Oui - a éclairci le commerçant, convaincu -, un homme de son niveau intellectuel serait préparé à tout comprendre, mais et les autres ? Vous n'ignorez pas, naturellement, la persécution implacable entreprise par les autorités du Sanhédrin et du Temple contre les sympathisants du célèbre charpentier nazaréen. Palmyre a eu des nouvelles concernant ces faits par l'intermédiaire d'innombrables pauvres patriciens qui ont rapidement quitté Jérusalem, menacés de prison et de mort. Et c'est justement à cause de la personnalité de cet homme que Gamaliel a donné les premiers signes de faiblesse mentale. S'il était là- bas, qu'adviendrait-il de lui dans sa vieillesse désorientée ? Naturellement de nombreux amis, comme vous, auraient été prêts à prendre sa défense, mais le cas aurait pu atteindre des proportions plus graves, des ennemis politiques réclamant des mesures ingrates auraient pu surgir. Et de notre côté, nous n'aurions rien pu faire pour rétablir la situation, parce qu'en vérité, sa folie est pacifique, presque imperceptible et en aucune manière nous ne pourrions supporter son apologie au scélérat que le Sanhédrin envoya sur la croix des voleurs.
Saûl ressentait un profond malaise en entendant ces commentaires, maintenant si injustes et si superficiels à son goût. Il comprenait la délicatesse du moment et la nature des ressources psychologiques à déployer pour ne pas s'engager et aggraver encore davantage la position de son illustre maître.

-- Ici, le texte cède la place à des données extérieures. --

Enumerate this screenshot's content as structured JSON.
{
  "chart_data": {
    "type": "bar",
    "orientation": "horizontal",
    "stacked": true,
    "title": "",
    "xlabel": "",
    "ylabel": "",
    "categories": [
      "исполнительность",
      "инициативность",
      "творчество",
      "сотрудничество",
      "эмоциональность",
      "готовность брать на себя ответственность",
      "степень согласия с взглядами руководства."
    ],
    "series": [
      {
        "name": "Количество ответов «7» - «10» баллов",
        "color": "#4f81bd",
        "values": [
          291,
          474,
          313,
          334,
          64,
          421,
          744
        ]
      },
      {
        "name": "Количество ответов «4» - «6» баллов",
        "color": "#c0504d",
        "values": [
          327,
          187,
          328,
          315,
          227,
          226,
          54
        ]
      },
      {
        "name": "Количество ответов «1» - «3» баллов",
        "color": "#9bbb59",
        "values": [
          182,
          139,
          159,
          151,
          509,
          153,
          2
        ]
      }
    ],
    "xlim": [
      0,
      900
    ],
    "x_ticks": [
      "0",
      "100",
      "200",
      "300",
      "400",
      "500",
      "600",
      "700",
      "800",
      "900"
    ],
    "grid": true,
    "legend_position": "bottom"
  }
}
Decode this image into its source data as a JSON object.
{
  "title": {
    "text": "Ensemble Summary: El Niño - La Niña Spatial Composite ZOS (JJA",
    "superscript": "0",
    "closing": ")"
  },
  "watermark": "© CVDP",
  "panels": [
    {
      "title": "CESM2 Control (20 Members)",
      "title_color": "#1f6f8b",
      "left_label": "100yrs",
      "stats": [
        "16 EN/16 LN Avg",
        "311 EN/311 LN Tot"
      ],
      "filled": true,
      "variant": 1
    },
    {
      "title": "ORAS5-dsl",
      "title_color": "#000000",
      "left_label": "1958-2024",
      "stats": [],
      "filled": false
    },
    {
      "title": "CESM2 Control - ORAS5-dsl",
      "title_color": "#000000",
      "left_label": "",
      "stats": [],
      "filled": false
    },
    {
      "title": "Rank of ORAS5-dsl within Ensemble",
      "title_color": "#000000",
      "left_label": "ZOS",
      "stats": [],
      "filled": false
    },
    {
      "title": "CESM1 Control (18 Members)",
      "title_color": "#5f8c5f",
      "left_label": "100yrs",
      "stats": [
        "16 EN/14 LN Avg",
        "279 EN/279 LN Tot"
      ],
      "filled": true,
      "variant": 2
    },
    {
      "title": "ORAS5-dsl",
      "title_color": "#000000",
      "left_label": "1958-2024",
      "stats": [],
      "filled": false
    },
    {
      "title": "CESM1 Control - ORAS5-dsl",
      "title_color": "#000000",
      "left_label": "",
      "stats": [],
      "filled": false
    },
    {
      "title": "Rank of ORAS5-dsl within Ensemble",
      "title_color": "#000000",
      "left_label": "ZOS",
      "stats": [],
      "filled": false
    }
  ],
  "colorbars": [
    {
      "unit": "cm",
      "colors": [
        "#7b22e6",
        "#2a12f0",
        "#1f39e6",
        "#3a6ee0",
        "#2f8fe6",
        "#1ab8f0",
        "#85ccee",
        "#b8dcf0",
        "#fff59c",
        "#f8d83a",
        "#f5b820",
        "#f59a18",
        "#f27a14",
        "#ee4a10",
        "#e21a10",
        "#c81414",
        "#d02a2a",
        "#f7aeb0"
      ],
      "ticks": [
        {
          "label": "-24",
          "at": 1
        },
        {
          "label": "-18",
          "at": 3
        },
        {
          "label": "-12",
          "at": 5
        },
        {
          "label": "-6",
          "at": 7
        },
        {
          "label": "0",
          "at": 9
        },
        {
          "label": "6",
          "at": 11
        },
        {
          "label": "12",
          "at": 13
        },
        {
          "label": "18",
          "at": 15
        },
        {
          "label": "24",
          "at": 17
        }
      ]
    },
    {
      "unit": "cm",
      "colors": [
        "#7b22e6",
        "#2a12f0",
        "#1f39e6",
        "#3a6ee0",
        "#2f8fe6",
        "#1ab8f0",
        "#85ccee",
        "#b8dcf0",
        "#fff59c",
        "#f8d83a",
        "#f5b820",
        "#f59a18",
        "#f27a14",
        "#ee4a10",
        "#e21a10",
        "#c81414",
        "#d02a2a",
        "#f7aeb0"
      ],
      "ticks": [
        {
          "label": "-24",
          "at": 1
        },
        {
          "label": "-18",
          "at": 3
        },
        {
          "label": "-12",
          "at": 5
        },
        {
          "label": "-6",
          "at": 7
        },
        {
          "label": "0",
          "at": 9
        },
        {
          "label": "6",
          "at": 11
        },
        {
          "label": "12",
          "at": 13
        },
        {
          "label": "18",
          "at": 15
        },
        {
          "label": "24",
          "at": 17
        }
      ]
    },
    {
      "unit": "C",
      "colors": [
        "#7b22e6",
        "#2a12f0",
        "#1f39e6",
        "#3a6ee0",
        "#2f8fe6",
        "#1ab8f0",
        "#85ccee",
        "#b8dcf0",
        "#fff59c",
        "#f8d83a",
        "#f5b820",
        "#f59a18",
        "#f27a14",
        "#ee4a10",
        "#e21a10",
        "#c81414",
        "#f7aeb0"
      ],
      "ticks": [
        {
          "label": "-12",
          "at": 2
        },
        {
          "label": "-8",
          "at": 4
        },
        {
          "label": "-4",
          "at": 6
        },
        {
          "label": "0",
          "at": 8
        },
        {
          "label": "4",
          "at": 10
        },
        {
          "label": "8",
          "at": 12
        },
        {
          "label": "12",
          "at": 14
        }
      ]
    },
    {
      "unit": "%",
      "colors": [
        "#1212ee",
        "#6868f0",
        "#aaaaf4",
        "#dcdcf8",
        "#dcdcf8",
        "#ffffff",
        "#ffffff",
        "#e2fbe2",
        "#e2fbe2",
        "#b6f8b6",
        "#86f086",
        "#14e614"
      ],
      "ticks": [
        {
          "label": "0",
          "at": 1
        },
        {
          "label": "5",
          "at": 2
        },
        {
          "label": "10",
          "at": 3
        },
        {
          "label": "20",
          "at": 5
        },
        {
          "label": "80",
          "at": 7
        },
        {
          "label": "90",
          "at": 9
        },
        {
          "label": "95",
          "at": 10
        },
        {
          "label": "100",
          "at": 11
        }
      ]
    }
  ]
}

Désirant changer le ' cours de la conversation, il demanda avec sérénité :
Et les médecins ? Quel est leur avis ?
Au dernier examen auquel il s'est soumis, par insistance de notre part, ils ont découvert que notre cher malade, en plus d'être dérangé, souffre d'une asthénie organique singulière qui épuise petit à petit ses dernières forces vitales.
Saûl fit encore quelques commentaires, attristé, et après avoir reconsidéré ses premières impressions à l'égard de l'aimable hospitalité d'Ézéquiel, assisté par un jeune employé de la maison, il s'est dirigé vers l'endroit où son ancien mentor le reçut avec surprise et avec joie.
L'ex-disciple a remarqué que Gamaliel présentait effectivement les symptômes d'un grand abattement. Ce fut avec une joie infinie qu'il le serra affectueusement dans ses bras, baisant avec effusion ses mains rêches et tremblantes. Ses cheveux semblaient plus blancs ; sa peau, sillonnée de vénérables rides, était d'une indicible pâleur comme celle de l'albâtre.
Ils ont longuement parlé de leurs souvenirs, des succès de Jérusalem, des amis lointains. Après ces préambules amicaux, le jeune tarsien a raconté à son maître les grâces recueillies aux portes de Damas avec vénération.
Saûl, mon fils - dit-il exultant -, je savais bien que je ne me trompais pas concernant le Sauveur qui avait si profondément parlé à ma vieillesse épuisée à travers la lumière spirituelle de son Évangile de rédemption. Jésus a daigné tendre ses mains aimantes à ton Esprit dévoué.
La vision de Damas suffit pour que tu consacres ton existence entière à l'amour du Messie. Il est vrai que tu as beaucoup travaillé pour la Loi de Moïse sans hésiter dans l'adoption de mesures extrêmes pour sa défense. Néanmoins, le moment est venu de travailler pour celui qui est plus grand que Moïse.